Nascondersi dietro ai tecnicismi serve a poco. Informativa vera o falsa che sia, ciò che conta è la sentenza di condanna del falso-moralista Boffo. Sentenza provata con il certificato del casellario giudiziale e confermata dal Gip di Terni. Così come non vi sono dubbi circa la doppia morale di Boffo e del Vaticano: intransigenti con il prossimo ma estremamente tolleranti per quanto li riguarda!
E poi non si comprende perchè insultare Berlusconi è sinonimo di libertà di informazione e di giornalismo di alto profilo, ma se qualcuno si azzarda a “toccare” i Boffo, i De Benedetti e company, si ciarla di ritorsione e si grida allo scandalo!
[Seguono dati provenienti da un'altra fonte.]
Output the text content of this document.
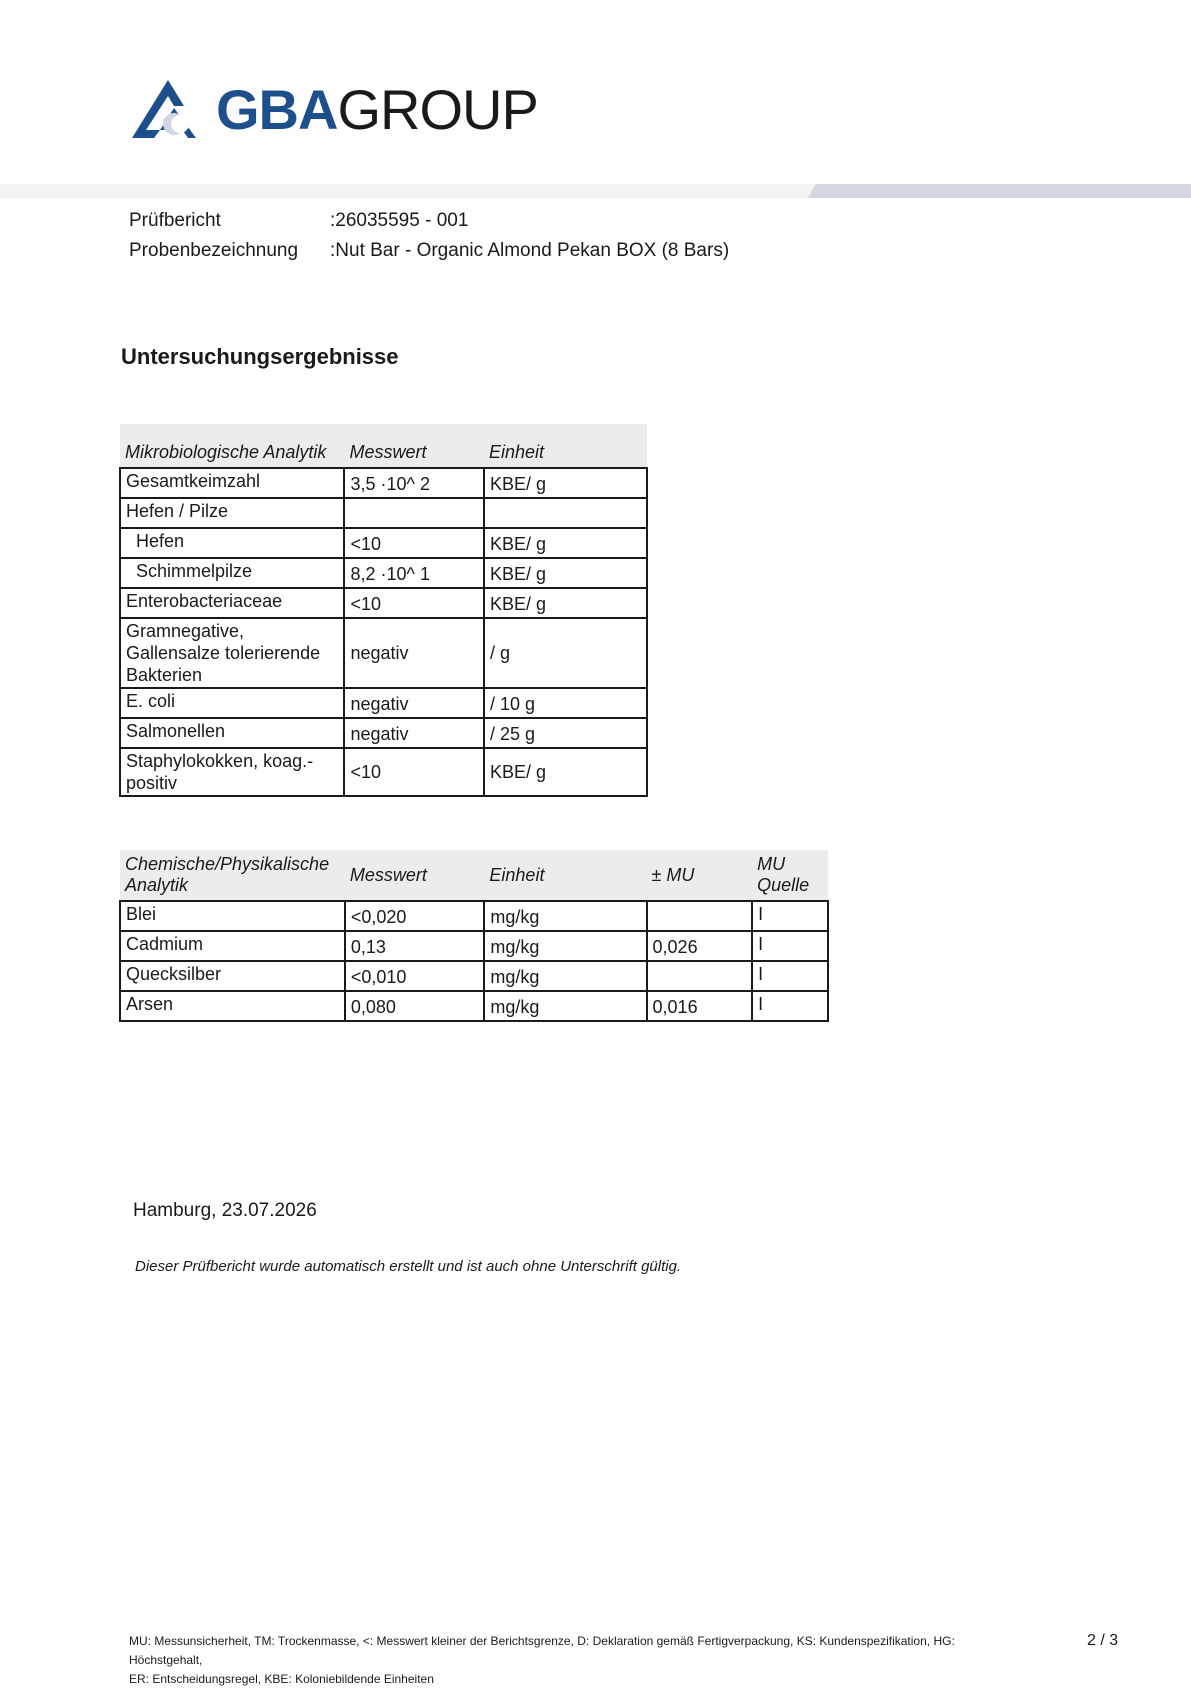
GBAGROUP
Prüfbericht	:26035595 - 001
Probenbezeichnung :Nut Bar - Organic Almond Pekan BOX (8 Bars)
Untersuchungsergebnisse
Mikrobiologische Analytik	Messwert	Einheit
Gesamtkeimzahl	3,5 ·10^ 2	KBE/ g
Hefen / Pilze		
Hefen	<10	KBE/ g
Schimmelpilze	8,2 ·10^ 1	KBE/ g
Enterobacteriaceae	<10	KBE/ g
Gramnegative, Gallensalze tolerierende Bakterien	negativ	/ g
E. coli	negativ	/ 10 g
Salmonellen	negativ	/ 25 g
Staphylokokken, koag.-positiv	<10	KBE/ g
Chemische/Physikalische Analytik	Messwert	Einheit	± MU	MU Quelle
Blei	<0,020	mg/kg		I
Cadmium	0,13	mg/kg	0,026	I
Quecksilber	<0,010	mg/kg		I
Arsen	0,080	mg/kg	0,016	I
Hamburg, 23.07.2026
Dieser Prüfbericht wurde automatisch erstellt und ist auch ohne Unterschrift gültig.
MU: Messunsicherheit, TM: Trockenmasse, <: Messwert kleiner der Berichtsgrenze, D: Deklaration gemäß Fertigverpackung, KS: Kundenspezifikation, HG: Höchstgehalt,
ER: Entscheidungsregel, KBE: Koloniebildende Einheiten
2 / 3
Sig. Sguerso, un pò di onestà intellettuale, please!
Leggo e pongo due domande:
1)Per l’autore Sguerso: perchè viene citato Socrate nell’articolo?
2)Per lex 77 con che coraggio si parla di onestà intellettuale quando ci si nasconde dietro ad uno pseudonimo?
Federico Dardarelli
Rispondo ovviamente solo alla domanda che il signor Dardarelli pone al sottoscritto: l’espressione “Socrate di carta (falsa)” si riferisce all’articolo “Mistero Boffo” di Angelo Cennamo, apparso qualche giorno fa su questo giornale; articolo di cui raccomando la lettura a chi volesse aver contezza di un’opinione antitetica alla mia in merito alla vicenda Feltri-Boffo. Un cordiale saluto.